To give an example on the date you gave, initially a date would have the constraint that it could be only four digits. When the program came across the "20" it would throw an exception.
Then you could go and allow two digit dates, and a method to convert the two-digit dates into a four digit one to allow further processing.
One question is, will you run your program more than once? From your question it sounds possible you only want to run it once, and then you will then work with the data in the database.
In which case you can be very defensive - throw exceptions whenever unexpected data appears. Run the program repeatedly on ever-larger sets of the data. Initially, solve any exceptions by altering the code, as it's a good rule of thumb that the exceptions you find first are going to be common. You might want to empty the output database between runs.
Later on, you will be finding rare exceptions that might only occur a couple of times in the input. Just solve these by hand and insert the corresponding rows in the database yourself. Or write another small program that reads your exception information and inserts the new rows, rather than running your whole big program again.
Typically for this sort of thing I do these as #MarkJ suggested, and I encode the whole thing in unit tests.
So I compose a small datafile that at first contains only a few rows of normal data. That's unit test number 1.
Then I take a quick visual scan of some of the data to spot any obvious exceptions. Unit tests 2 through n.
Finally, I write parser code until it passes all unit tests, and throws and logs exceptions for all un-managed data.

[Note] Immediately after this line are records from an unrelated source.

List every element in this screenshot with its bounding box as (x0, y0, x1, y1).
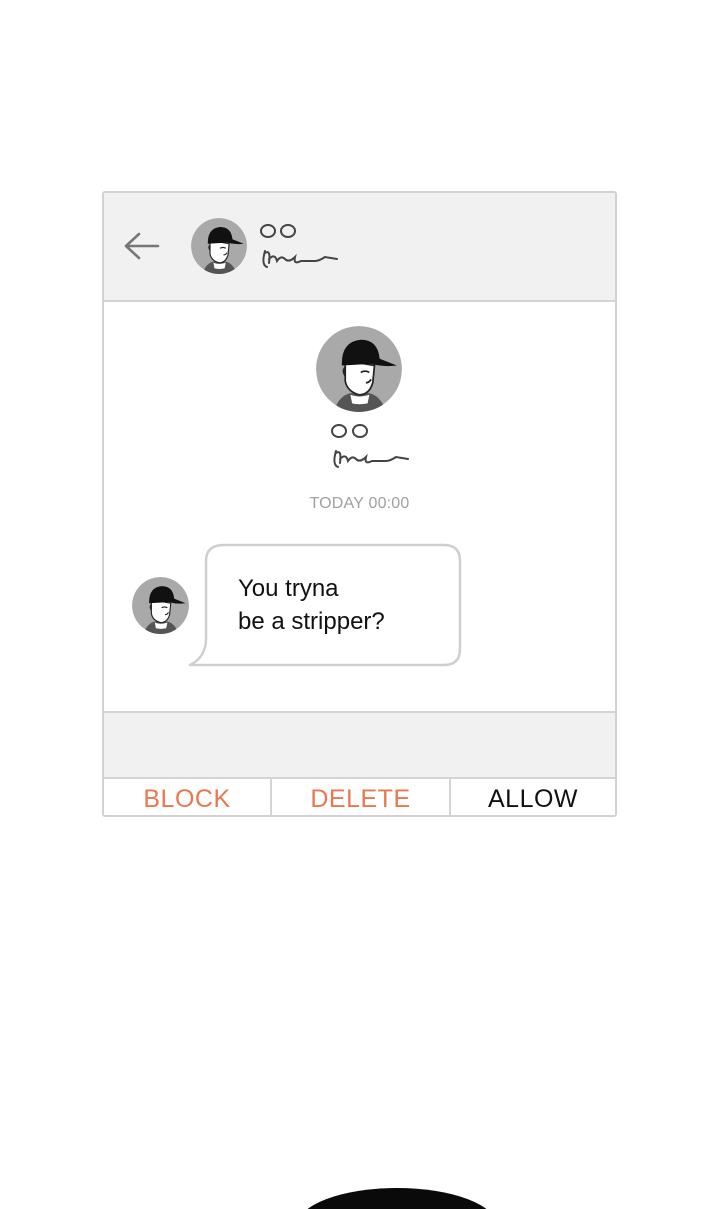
user-avatar-icon (316, 326, 402, 412)
message-input-area[interactable] (104, 711, 615, 779)
page: TODAY 00:00 You tryna be a stripper? BLO… (0, 0, 720, 1209)
chat-header (104, 193, 615, 302)
name-scribble (260, 224, 338, 268)
message-text: You tryna be a stripper? (238, 575, 385, 635)
profile-name (330, 417, 420, 475)
profile-avatar[interactable] (316, 326, 402, 412)
delete-button[interactable]: DELETE (272, 779, 451, 815)
user-avatar-icon (191, 218, 247, 274)
request-actions: BLOCK DELETE ALLOW (104, 779, 615, 815)
message-sender-avatar[interactable] (132, 577, 189, 634)
name-scribble (331, 424, 409, 468)
back-button[interactable] (122, 229, 162, 263)
contact-name (259, 217, 349, 277)
chat-timestamp: TODAY 00:00 (309, 495, 410, 512)
avatar[interactable] (191, 218, 247, 274)
allow-button[interactable]: ALLOW (451, 779, 615, 815)
block-button[interactable]: BLOCK (104, 779, 272, 815)
message-bubble[interactable]: You tryna be a stripper? (188, 541, 464, 669)
message-request-screen: TODAY 00:00 You tryna be a stripper? BLO… (102, 191, 617, 817)
arrow-left-icon (124, 232, 160, 260)
user-avatar-icon (132, 577, 189, 634)
bottom-dark-shape (307, 1188, 487, 1209)
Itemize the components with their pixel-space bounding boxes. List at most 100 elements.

I then use these oddball bits of data to make new unit tests, and improve the parser until it can pass those too.
Although sometimes accommodating some really strange bit of data adds more parser complexity than it's worth, and I'll just log the exception, dump it, and move on. This is a matter of professional judgment.
How about processing every piece of data (so you don't have to check for dupes). Those that pass go into the database. The exceptions go into an exception file. The user can open the exception file and make corrections/modifications to the data. Then they can run your program on the exception file.
This will isolate unhandled data for the user to correct and prevent you from processing the same data twice (or more).